Indeed, the first blast from the past opens with Dawson at the local teen hangout, Toad the Wet Sprocket's "All I Want" swelling in the background when Amanda speeds by in a car full of jocks blaring "Whoot There it Is," changing his life forever. It's amazing how quickly music can tell you what's up. That is, troubled outcasts tune in to Toad, whereas A-listers listen to stuff that sounds best on a basketball court. The movie's focus on Dawson and Amanda's teen romance draws from that classically heady everyone's-against-us, young-love elixir, giving it a very Notebook-y vibe. And why not? The past is an aphrodisiac. In The Notebook, it was the early 1940s, and in The Best of Me, it's the early 1990s. The pull of memories in both is magnetic, bringing a sense of urgency to the present day. What's more, I can't help but feel that the 1990s were made for Sparks stories, that era's flowered dresses and moody alt rock an ideal soundtrack to fall in love to. So much more spot on than the 1980s, which was when the book took place. Not that kids didn't crush hard to hair bands and hairspray. But those trappings are more rom com than drama, and as such somehow less compelling.

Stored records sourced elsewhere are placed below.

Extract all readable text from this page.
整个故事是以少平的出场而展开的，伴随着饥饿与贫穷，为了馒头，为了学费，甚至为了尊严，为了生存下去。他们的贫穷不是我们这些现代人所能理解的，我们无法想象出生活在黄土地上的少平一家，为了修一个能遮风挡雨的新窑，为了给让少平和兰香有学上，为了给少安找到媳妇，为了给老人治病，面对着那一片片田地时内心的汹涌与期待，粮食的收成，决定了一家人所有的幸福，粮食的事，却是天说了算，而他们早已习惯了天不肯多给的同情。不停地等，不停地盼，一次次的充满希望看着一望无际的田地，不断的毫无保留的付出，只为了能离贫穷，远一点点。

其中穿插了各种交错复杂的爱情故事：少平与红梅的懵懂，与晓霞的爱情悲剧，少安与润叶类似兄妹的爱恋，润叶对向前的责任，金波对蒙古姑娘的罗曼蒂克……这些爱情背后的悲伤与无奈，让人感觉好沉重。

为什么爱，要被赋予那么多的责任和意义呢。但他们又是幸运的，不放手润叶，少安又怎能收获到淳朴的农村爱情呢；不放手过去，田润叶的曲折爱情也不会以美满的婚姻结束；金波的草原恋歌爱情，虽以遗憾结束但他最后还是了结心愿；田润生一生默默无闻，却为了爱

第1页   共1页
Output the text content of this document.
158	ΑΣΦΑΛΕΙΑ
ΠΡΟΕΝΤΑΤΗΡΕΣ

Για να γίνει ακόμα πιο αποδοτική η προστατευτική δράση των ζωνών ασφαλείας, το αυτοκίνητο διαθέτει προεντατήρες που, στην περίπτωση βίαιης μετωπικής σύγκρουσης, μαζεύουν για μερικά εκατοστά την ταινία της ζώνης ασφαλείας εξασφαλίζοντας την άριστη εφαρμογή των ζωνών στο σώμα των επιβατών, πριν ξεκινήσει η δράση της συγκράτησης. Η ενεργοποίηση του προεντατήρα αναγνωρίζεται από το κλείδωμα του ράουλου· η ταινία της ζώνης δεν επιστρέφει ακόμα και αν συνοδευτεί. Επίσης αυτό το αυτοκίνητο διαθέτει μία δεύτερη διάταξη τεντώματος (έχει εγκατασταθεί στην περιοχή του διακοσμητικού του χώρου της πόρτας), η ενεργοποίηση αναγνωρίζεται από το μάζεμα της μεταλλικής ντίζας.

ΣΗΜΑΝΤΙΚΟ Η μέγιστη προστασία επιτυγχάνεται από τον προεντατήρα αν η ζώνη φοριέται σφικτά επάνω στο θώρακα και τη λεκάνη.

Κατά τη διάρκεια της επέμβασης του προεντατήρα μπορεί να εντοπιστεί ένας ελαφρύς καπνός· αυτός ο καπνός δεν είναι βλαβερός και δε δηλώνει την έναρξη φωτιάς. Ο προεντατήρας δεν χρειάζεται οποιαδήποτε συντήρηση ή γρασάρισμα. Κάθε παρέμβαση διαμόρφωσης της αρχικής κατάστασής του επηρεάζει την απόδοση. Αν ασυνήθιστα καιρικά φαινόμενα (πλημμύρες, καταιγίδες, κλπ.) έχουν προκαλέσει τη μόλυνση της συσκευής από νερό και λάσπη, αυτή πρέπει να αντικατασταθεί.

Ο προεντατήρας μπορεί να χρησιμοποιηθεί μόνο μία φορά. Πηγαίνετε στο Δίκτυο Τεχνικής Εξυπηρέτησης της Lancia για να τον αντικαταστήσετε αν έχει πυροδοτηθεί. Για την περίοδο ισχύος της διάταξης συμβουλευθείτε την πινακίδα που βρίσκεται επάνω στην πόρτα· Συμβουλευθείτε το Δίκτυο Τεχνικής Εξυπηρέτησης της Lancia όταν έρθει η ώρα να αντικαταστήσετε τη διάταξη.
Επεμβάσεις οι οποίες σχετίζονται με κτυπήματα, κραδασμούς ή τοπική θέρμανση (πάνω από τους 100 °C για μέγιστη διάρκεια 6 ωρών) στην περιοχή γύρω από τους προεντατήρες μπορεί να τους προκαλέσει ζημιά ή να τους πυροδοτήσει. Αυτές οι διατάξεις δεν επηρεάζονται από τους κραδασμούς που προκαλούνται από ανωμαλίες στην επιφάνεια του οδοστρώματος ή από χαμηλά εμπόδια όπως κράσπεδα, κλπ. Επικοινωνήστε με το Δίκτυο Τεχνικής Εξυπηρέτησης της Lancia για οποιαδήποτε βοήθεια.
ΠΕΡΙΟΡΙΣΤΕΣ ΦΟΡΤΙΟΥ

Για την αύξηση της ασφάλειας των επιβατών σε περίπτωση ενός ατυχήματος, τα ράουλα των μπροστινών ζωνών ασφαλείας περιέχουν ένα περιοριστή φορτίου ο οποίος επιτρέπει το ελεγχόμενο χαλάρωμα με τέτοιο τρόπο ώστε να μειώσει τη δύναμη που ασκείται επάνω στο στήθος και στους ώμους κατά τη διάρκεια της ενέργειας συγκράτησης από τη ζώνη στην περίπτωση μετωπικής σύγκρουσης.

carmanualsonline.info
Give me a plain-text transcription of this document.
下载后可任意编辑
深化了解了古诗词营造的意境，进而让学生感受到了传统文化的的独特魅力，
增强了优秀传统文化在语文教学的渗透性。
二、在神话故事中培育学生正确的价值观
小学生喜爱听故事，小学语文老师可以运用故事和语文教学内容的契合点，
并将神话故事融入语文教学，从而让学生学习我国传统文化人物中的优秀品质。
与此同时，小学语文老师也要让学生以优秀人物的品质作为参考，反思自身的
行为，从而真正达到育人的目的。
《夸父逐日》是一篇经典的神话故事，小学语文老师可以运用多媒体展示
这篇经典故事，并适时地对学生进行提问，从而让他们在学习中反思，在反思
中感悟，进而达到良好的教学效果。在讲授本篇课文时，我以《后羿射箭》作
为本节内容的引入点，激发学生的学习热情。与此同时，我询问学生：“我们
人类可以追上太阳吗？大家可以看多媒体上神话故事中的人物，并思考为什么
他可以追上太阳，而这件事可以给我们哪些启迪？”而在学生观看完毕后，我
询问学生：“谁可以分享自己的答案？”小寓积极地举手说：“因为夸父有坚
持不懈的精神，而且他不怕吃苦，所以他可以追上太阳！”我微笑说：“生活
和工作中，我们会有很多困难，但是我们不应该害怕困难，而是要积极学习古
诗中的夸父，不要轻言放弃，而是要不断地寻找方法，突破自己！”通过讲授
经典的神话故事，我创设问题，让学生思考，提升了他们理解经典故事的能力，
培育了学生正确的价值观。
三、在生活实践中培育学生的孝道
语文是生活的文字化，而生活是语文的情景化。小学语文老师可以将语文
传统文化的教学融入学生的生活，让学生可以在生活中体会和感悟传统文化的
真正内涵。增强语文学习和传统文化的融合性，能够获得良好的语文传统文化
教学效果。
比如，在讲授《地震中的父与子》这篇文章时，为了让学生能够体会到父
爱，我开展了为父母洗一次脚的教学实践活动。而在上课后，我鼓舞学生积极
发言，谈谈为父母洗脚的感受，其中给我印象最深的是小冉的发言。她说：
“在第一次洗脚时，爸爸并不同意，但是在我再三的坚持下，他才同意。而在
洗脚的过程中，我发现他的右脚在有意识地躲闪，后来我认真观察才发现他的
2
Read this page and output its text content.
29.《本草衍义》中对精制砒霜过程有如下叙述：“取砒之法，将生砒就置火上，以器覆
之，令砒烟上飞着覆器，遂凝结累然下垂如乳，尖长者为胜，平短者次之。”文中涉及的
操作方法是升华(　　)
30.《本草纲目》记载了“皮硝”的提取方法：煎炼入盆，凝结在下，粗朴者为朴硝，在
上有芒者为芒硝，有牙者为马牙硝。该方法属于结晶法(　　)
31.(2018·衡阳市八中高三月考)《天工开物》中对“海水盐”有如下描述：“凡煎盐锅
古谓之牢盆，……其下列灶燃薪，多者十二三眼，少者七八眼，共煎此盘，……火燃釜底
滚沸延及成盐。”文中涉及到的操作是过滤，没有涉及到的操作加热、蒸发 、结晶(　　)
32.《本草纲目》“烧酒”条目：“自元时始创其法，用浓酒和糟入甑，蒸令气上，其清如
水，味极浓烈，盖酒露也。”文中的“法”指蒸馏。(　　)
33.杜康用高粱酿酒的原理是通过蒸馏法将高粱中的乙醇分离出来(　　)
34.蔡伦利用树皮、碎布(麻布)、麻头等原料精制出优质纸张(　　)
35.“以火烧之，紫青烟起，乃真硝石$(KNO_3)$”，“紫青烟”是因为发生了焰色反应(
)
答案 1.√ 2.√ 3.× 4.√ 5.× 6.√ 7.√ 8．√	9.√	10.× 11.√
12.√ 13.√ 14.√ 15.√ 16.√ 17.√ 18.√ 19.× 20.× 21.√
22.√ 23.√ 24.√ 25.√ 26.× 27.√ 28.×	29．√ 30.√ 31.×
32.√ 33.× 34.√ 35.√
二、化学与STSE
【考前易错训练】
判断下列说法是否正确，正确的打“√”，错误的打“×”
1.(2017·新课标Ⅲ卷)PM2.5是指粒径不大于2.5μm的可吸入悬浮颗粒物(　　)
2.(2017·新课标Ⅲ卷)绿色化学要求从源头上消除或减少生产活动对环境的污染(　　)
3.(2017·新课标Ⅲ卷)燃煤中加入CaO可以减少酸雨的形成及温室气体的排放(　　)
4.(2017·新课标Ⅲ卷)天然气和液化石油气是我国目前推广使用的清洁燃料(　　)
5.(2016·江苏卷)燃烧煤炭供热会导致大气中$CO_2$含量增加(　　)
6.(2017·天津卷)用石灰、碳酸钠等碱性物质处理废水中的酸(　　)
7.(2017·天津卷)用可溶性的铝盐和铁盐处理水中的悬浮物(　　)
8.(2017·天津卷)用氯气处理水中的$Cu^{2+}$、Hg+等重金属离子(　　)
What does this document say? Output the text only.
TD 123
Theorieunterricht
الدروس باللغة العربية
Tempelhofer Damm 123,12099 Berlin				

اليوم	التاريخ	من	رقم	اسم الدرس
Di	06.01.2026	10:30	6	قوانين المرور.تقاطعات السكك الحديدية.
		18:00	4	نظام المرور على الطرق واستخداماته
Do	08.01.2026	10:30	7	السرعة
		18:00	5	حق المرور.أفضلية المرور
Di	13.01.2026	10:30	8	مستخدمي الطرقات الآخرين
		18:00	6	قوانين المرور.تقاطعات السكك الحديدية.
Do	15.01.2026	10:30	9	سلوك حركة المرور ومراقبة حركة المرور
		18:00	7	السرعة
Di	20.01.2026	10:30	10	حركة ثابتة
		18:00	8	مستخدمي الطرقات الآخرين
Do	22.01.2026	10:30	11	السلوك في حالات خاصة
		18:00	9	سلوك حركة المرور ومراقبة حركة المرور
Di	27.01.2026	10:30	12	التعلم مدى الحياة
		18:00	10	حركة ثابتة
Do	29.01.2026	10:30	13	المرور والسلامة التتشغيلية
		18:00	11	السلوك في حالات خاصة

I could go on about the subtle discrepancies in the print and screen versions. But the most pointed difference is the way that those crazy kids broke up. Now, I've (for the most part) left my spoiler days behind, but this post means nothing if I don't say this. In both renditions, Dawson ends up in jail (different circumstances for each, although neither are directly his fault). In the book, Sparks tells us that "in four years, he [Dawson] never had a single visitor" (39). Yet in the movie, Amanda shows up every single day for a year. Dawson never agrees to see her (per the usual baloney of being cruel to be kind for her own good), but she makes the trips anyway with Notebook-worthy I-wrote-you-every-day-for-a-year kind of grand gesture devotion. To me, this makes all the difference, drawing a line between a borderline fling and the real deal. In the movie, Amanda goes to great lengths to challenge Dawson's loner status, even though doing so isolates her from her family and friends. In the book she just goes off to college. Which is, of course, more realistic. But who in her right mind wants realistic?
No one, that's who. Except for maybe some scurvy-struck cynic who doesn't like citrus.